In March 2012, Adrianna Cook, who worked as a patient care technician for Methodist Hospitals of Dallas, a regional hospital network, injured her back on the job while turning a patient and went on Family and Medical Leave Act leave, according to Friday’s ruling by the 5th U.S. Circuit Court of Appeals in New Orleans in Equal Employment Opportunity Commission v. Methodist Hospitals of Dallas.
In July 2104, Ms. Cook applied for a vacant scheduling coordination position in the surgery department on Methodist’s job bank, attesting she would not need an accommodation.

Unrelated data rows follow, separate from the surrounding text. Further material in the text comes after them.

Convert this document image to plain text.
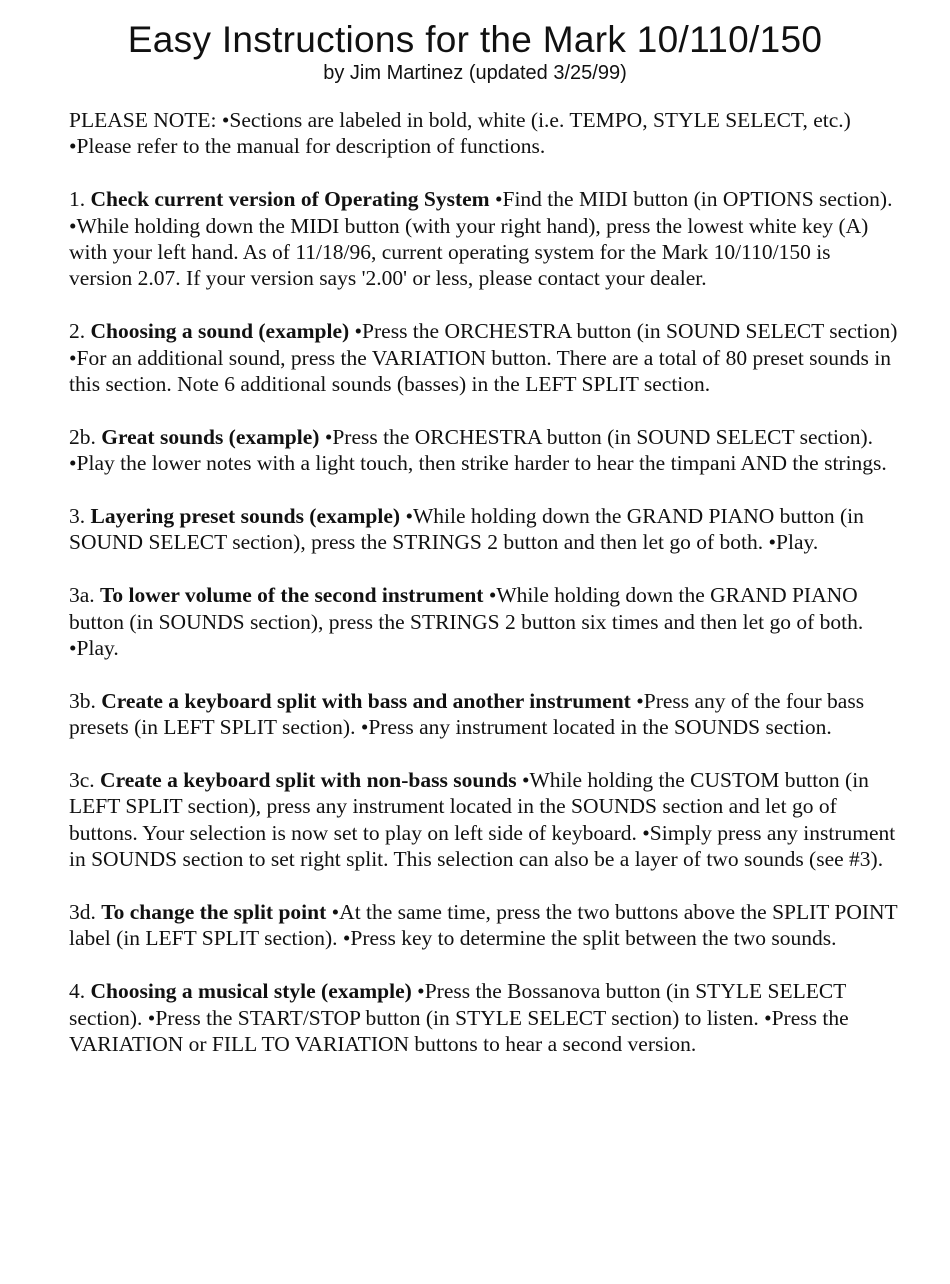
Easy Instructions for the Mark 10/110/150
by Jim Martinez (updated 3/25/99)

PLEASE NOTE: •Sections are labeled in bold, white (i.e. TEMPO, STYLE SELECT, etc.) •Please refer to the manual for description of functions.

1. Check current version of Operating System •Find the MIDI button (in OPTIONS section). •While holding down the MIDI button (with your right hand), press the lowest white key (A) with your left hand. As of 11/18/96, current operating system for the Mark 10/110/150 is version 2.07. If your version says '2.00' or less, please contact your dealer.

2. Choosing a sound (example) •Press the ORCHESTRA button (in SOUND SELECT section) •For an additional sound, press the VARIATION button. There are a total of 80 preset sounds in this section. Note 6 additional sounds (basses) in the LEFT SPLIT section.

2b. Great sounds (example) •Press the ORCHESTRA button (in SOUND SELECT section). •Play the lower notes with a light touch, then strike harder to hear the timpani AND the strings.

3. Layering preset sounds (example) •While holding down the GRAND PIANO button (in SOUND SELECT section), press the STRINGS 2 button and then let go of both. •Play.

3a. To lower volume of the second instrument •While holding down the GRAND PIANO button (in SOUNDS section), press the STRINGS 2 button six times and then let go of both. •Play.

3b. Create a keyboard split with bass and another instrument •Press any of the four bass presets (in LEFT SPLIT section). •Press any instrument located in the SOUNDS section.

3c. Create a keyboard split with non-bass sounds •While holding the CUSTOM button (in LEFT SPLIT section), press any instrument located in the SOUNDS section and let go of buttons. Your selection is now set to play on left side of keyboard. •Simply press any instrument in SOUNDS section to set right split. This selection can also be a layer of two sounds (see #3).

3d. To change the split point •At the same time, press the two buttons above the SPLIT POINT label (in LEFT SPLIT section). •Press key to determine the split between the two sounds.

4. Choosing a musical style (example) •Press the Bossanova button (in STYLE SELECT section). •Press the START/STOP button (in STYLE SELECT section) to listen. •Press the VARIATION or FILL TO VARIATION buttons to hear a second version.
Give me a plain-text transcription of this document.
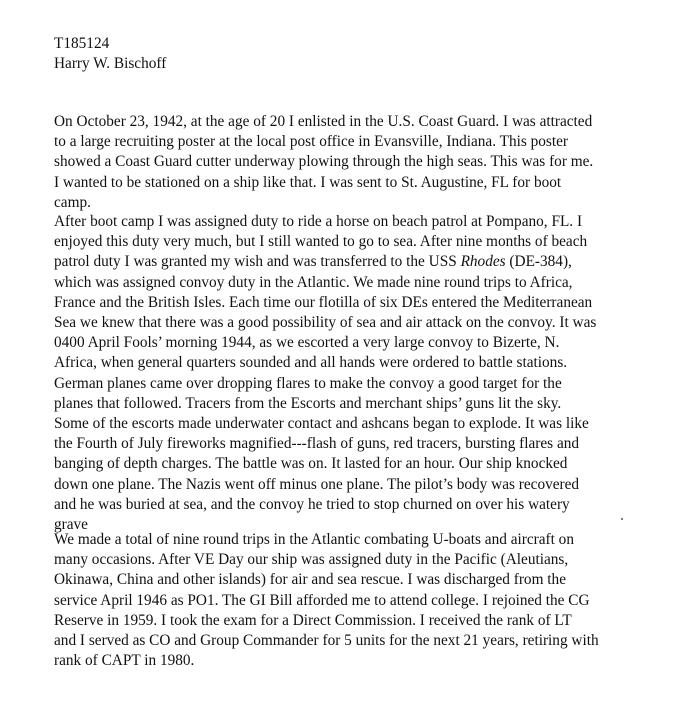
T185124
Harry W. Bischoff

On October 23, 1942, at the age of 20 I enlisted in the U.S. Coast Guard. I was attracted
to a large recruiting poster at the local post office in Evansville, Indiana. This poster
showed a Coast Guard cutter underway plowing through the high seas. This was for me.
I wanted to be stationed on a ship like that. I was sent to St. Augustine, FL for boot
camp.

After boot camp I was assigned duty to ride a horse on beach patrol at Pompano, FL. I
enjoyed this duty very much, but I still wanted to go to sea. After nine months of beach
patrol duty I was granted my wish and was transferred to the USS Rhodes (DE-384),
which was assigned convoy duty in the Atlantic. We made nine round trips to Africa,
France and the British Isles. Each time our flotilla of six DEs entered the Mediterranean
Sea we knew that there was a good possibility of sea and air attack on the convoy. It was
0400 April Fools’ morning 1944, as we escorted a very large convoy to Bizerte, N.
Africa, when general quarters sounded and all hands were ordered to battle stations.
German planes came over dropping flares to make the convoy a good target for the
planes that followed. Tracers from the Escorts and merchant ships’ guns lit the sky.
Some of the escorts made underwater contact and ashcans began to explode. It was like
the Fourth of July fireworks magnified---flash of guns, red tracers, bursting flares and
banging of depth charges. The battle was on. It lasted for an hour. Our ship knocked
down one plane. The Nazis went off minus one plane. The pilot’s body was recovered
and he was buried at sea, and the convoy he tried to stop churned on over his watery
grave

We made a total of nine round trips in the Atlantic combating U-boats and aircraft on
many occasions. After VE Day our ship was assigned duty in the Pacific (Aleutians,
Okinawa, China and other islands) for air and sea rescue. I was discharged from the
service April 1946 as PO1. The GI Bill afforded me to attend college. I rejoined the CG
Reserve in 1959. I took the exam for a Direct Commission. I received the rank of LT
and I served as CO and Group Commander for 5 units for the next 21 years, retiring with
rank of CAPT in 1980.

A Methodist employee acknowledged Ms. Cook met the minimum qualifications for the position, but the hiring manager selected another candidate. Ms. Cook was later terminated.
The EEOC sued the hospital in U.S. District Court in Dallas alleging that Methodist’s most-qualified applicant policy violates the ADA because Methodist “cannot categorically refuse to reassign disabled employees to a vacant position for which they are qualified.”
The EEOC also alleged Methodist had unlawfully refused to reassign Ms. Cook to the scheduling coordinator position after she could no longer perform the patient care position’s essential functions.
The district court ruled in Methodist’s favor. A three-judge appeals court panel agreed with the dismissal of the claim that Methodist had unlawfully refused to reassign Ms. Cook but overturned the lower court with regard to Methodist’s most qualified applicant policy.
The ruling cited the U.S. Supreme Court’s 2002 ruling in US Airways Inc. vs. Robert Barnett, which held that “the seniority system will prevail in the run of cases.”
The Supreme Court held that reassignment of a disabled employee is not a reasonable accommodation where there is an established seniority system unless there are special circumstances.
The EEOC “remains free to show” there are such special circumstances in this case, the appeals court ruling said.
In remanding the case, the panel said the district court should focus on whether there is “a genuine dispute of material fact” calling for an exception to Methodist’s most qualified applicant policy.
Attorneys in the case had no comment or did not respond to a request for comment.